After solid start to the year, US retail is now back in much softer growth territory.
While February’s 2.1 percent rate of growth is not disastrous, it is much lower than the past few quarters and is largely the result of higher fuel prices which buoyed sales at gas stations by 15.8 percent.
The pure retail number — which excludes autos, foodservice and gas — is more concerning: here the 0.8 percent increase is the slowest growth recorded since February 2013.
There is, however, some comfort to be taken in the fact that February 2013 is the last month in which growth was so anaemic. In that year, the IRS delayed tax filing and refunds due to changes in the tax code.
This mirrors current tax refund delays, something that has affected the amount households spent on retail.
All in all, the evidence suggests that 2017 will be a year of reasonable growth, but one in which margins will remain under pressure
The tax refund dynamic also shows up in where the declines are coming from: discretionary categories have suffered far more than non-discretionary. Electricals, a product many people indulge in when spending their refunds, has recorded a year-over-year sales decline of almost 10 percent.
It will be of some comfort to retailers that back in 2013 retail sales growth bounced back in the months following February; a pattern we expect will be repeated over the coming reporting periods.
The other factor that needs to be appreciated is that 2016, the comparison against which this year’s figures are made, was a leap year.
This is not accounted for in the non-seasonally adjusted figures and so dampened growth. The February 2013 figures also suffered from this impact as 2012 was a leap year.
Given all this, it is fair to say that the down-tick in spending during February is not the result of structural factors or a downswing in consumer sentiment; it is largely a temporary blip.

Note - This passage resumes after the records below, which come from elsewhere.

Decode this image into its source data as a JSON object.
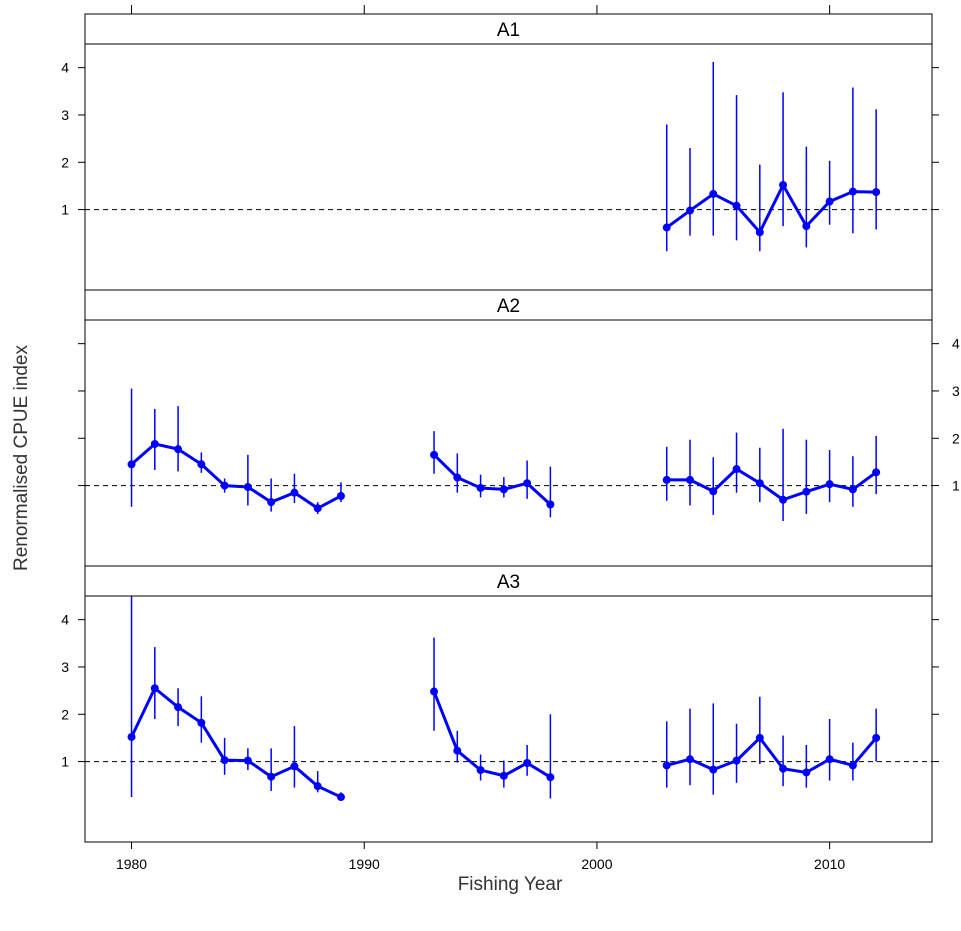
{
  "chart_data": {
    "type": "line",
    "xlabel": "Fishing Year",
    "ylabel": "Renormalised CPUE index",
    "xlim": [
      1978,
      2014.4
    ],
    "ylim": [
      -0.7,
      4.5
    ],
    "x_ticks": [
      "1980",
      "1990",
      "2000",
      "2010"
    ],
    "y_ticks": [
      "1",
      "2",
      "3",
      "4"
    ],
    "reference_line": 1,
    "color": "#0000ff",
    "panels": [
      {
        "name": "A1",
        "series": [
          {
            "x": [
              2003,
              2004,
              2005,
              2006,
              2007,
              2008,
              2009,
              2010,
              2011,
              2012
            ],
            "y": [
              0.62,
              0.98,
              1.33,
              1.08,
              0.52,
              1.52,
              0.65,
              1.17,
              1.38,
              1.37
            ],
            "lower": [
              0.12,
              0.45,
              0.45,
              0.35,
              0.12,
              0.65,
              0.2,
              0.68,
              0.5,
              0.58
            ],
            "upper": [
              2.8,
              2.3,
              4.12,
              3.42,
              1.95,
              3.48,
              2.33,
              2.03,
              3.58,
              3.12
            ]
          }
        ]
      },
      {
        "name": "A2",
        "series": [
          {
            "x": [
              1980,
              1981,
              1982,
              1983,
              1984,
              1985,
              1986,
              1987,
              1988,
              1989
            ],
            "y": [
              1.45,
              1.88,
              1.77,
              1.45,
              1.0,
              0.97,
              0.65,
              0.85,
              0.52,
              0.78
            ],
            "lower": [
              0.55,
              1.33,
              1.3,
              1.27,
              0.85,
              0.58,
              0.45,
              0.63,
              0.4,
              0.65
            ],
            "upper": [
              3.05,
              2.62,
              2.68,
              1.7,
              1.15,
              1.65,
              1.15,
              1.25,
              0.65,
              1.07
            ]
          },
          {
            "x": [
              1993,
              1994,
              1995,
              1996,
              1997,
              1998
            ],
            "y": [
              1.65,
              1.17,
              0.95,
              0.92,
              1.05,
              0.6
            ],
            "lower": [
              1.25,
              0.85,
              0.75,
              0.75,
              0.72,
              0.33
            ],
            "upper": [
              2.15,
              1.68,
              1.23,
              1.18,
              1.53,
              1.4
            ]
          },
          {
            "x": [
              2003,
              2004,
              2005,
              2006,
              2007,
              2008,
              2009,
              2010,
              2011,
              2012
            ],
            "y": [
              1.12,
              1.12,
              0.88,
              1.35,
              1.05,
              0.7,
              0.87,
              1.03,
              0.92,
              1.28
            ],
            "lower": [
              0.68,
              0.58,
              0.38,
              0.85,
              0.65,
              0.25,
              0.4,
              0.65,
              0.55,
              0.82
            ],
            "upper": [
              1.82,
              1.97,
              1.6,
              2.12,
              1.8,
              2.2,
              1.97,
              1.75,
              1.62,
              2.05
            ]
          }
        ]
      },
      {
        "name": "A3",
        "series": [
          {
            "x": [
              1980,
              1981,
              1982,
              1983,
              1984,
              1985,
              1986,
              1987,
              1988,
              1989
            ],
            "y": [
              1.52,
              2.55,
              2.15,
              1.82,
              1.03,
              1.02,
              0.68,
              0.9,
              0.48,
              0.25
            ],
            "lower": [
              0.25,
              1.9,
              1.75,
              1.4,
              0.72,
              0.82,
              0.38,
              0.45,
              0.35,
              0.18
            ],
            "upper": [
              4.5,
              3.42,
              2.55,
              2.38,
              1.5,
              1.28,
              1.28,
              1.75,
              0.8,
              0.35
            ]
          },
          {
            "x": [
              1993,
              1994,
              1995,
              1996,
              1997,
              1998
            ],
            "y": [
              2.48,
              1.23,
              0.82,
              0.7,
              0.97,
              0.67
            ],
            "lower": [
              1.65,
              0.98,
              0.6,
              0.45,
              0.7,
              0.22
            ],
            "upper": [
              3.62,
              1.65,
              1.15,
              1.02,
              1.35,
              2.0
            ]
          },
          {
            "x": [
              2003,
              2004,
              2005,
              2006,
              2007,
              2008,
              2009,
              2010,
              2011,
              2012
            ],
            "y": [
              0.92,
              1.05,
              0.83,
              1.02,
              1.5,
              0.85,
              0.77,
              1.05,
              0.92,
              1.5
            ],
            "lower": [
              0.45,
              0.5,
              0.3,
              0.55,
              0.95,
              0.48,
              0.45,
              0.6,
              0.6,
              1.0
            ],
            "upper": [
              1.85,
              2.12,
              2.23,
              1.8,
              2.37,
              1.55,
              1.35,
              1.9,
              1.4,
              2.12
            ]
          }
        ]
      }
    ]
  }
}
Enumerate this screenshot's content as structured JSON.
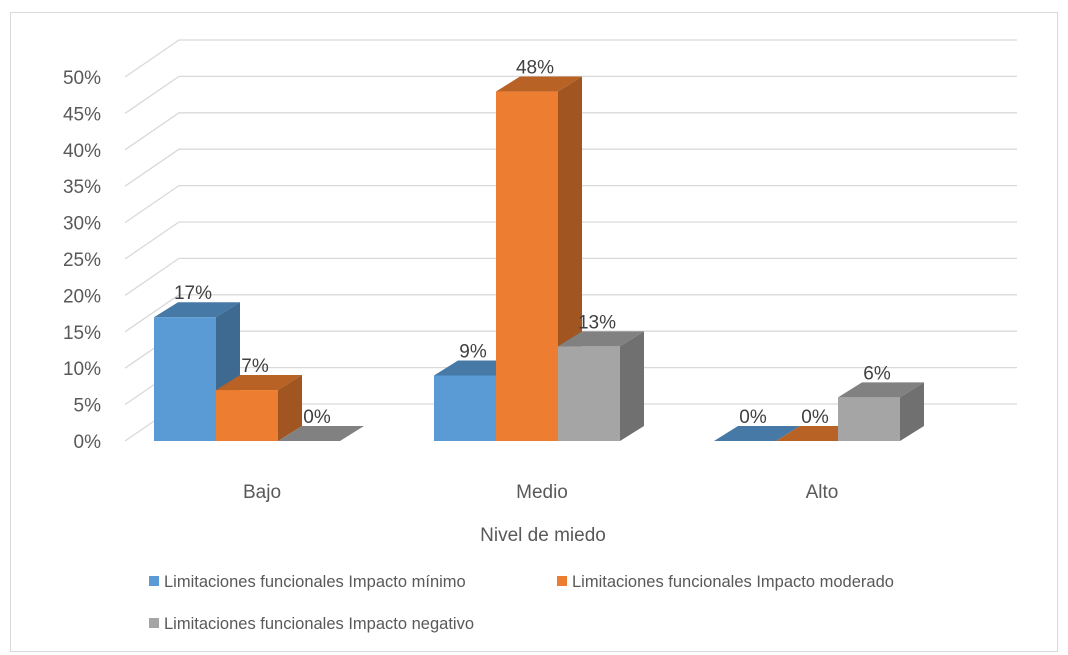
{
  "chart_data": {
    "type": "bar",
    "title": "",
    "xlabel": "Nivel de miedo",
    "ylabel": "",
    "ylim": [
      0,
      50
    ],
    "yticks": [
      "0%",
      "5%",
      "10%",
      "15%",
      "20%",
      "25%",
      "30%",
      "35%",
      "40%",
      "45%",
      "50%"
    ],
    "categories": [
      "Bajo",
      "Medio",
      "Alto"
    ],
    "series": [
      {
        "name": "Limitaciones funcionales Impacto mínimo",
        "color": "#5b9bd5",
        "values": [
          17,
          9,
          0
        ],
        "labels": [
          "17%",
          "9%",
          "0%"
        ]
      },
      {
        "name": "Limitaciones funcionales Impacto moderado",
        "color": "#ed7d31",
        "values": [
          7,
          48,
          0
        ],
        "labels": [
          "7%",
          "48%",
          "0%"
        ]
      },
      {
        "name": "Limitaciones funcionales Impacto negativo",
        "color": "#a5a5a5",
        "values": [
          0,
          13,
          6
        ],
        "labels": [
          "0%",
          "13%",
          "6%"
        ]
      }
    ],
    "grid": true,
    "legend_position": "bottom",
    "style": "3d-column"
  }
}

The evidence from our own sentiment tracker, and other indicators such as the labour market numbers, backs up this view: there is nothing to suggest that the consumer economy should be losing this much momentum.
Yet as much as this softening of retail numbers is temporary, it would be imprudent not to recognise that there are some underlying pressures on retail that may take the edge of growth over the coming months.
The rise in fuel prices is foremost among these. Although there are now signs that pump prices are moderating and may start to fall as spring approaches, there is no doubt that consumers are paying more to fill up their vehicles – something that puts a dint in the amount they can spend elsewhere.
Discounting levels are another feature of the market which will dampen growth. This is something that has affected apparel players for a time, and it is now starting to impact food retailers in a more significant way.
All in all, the evidence suggests that 2017 will be a year of reasonable growth, but one in which margins will remain under pressure.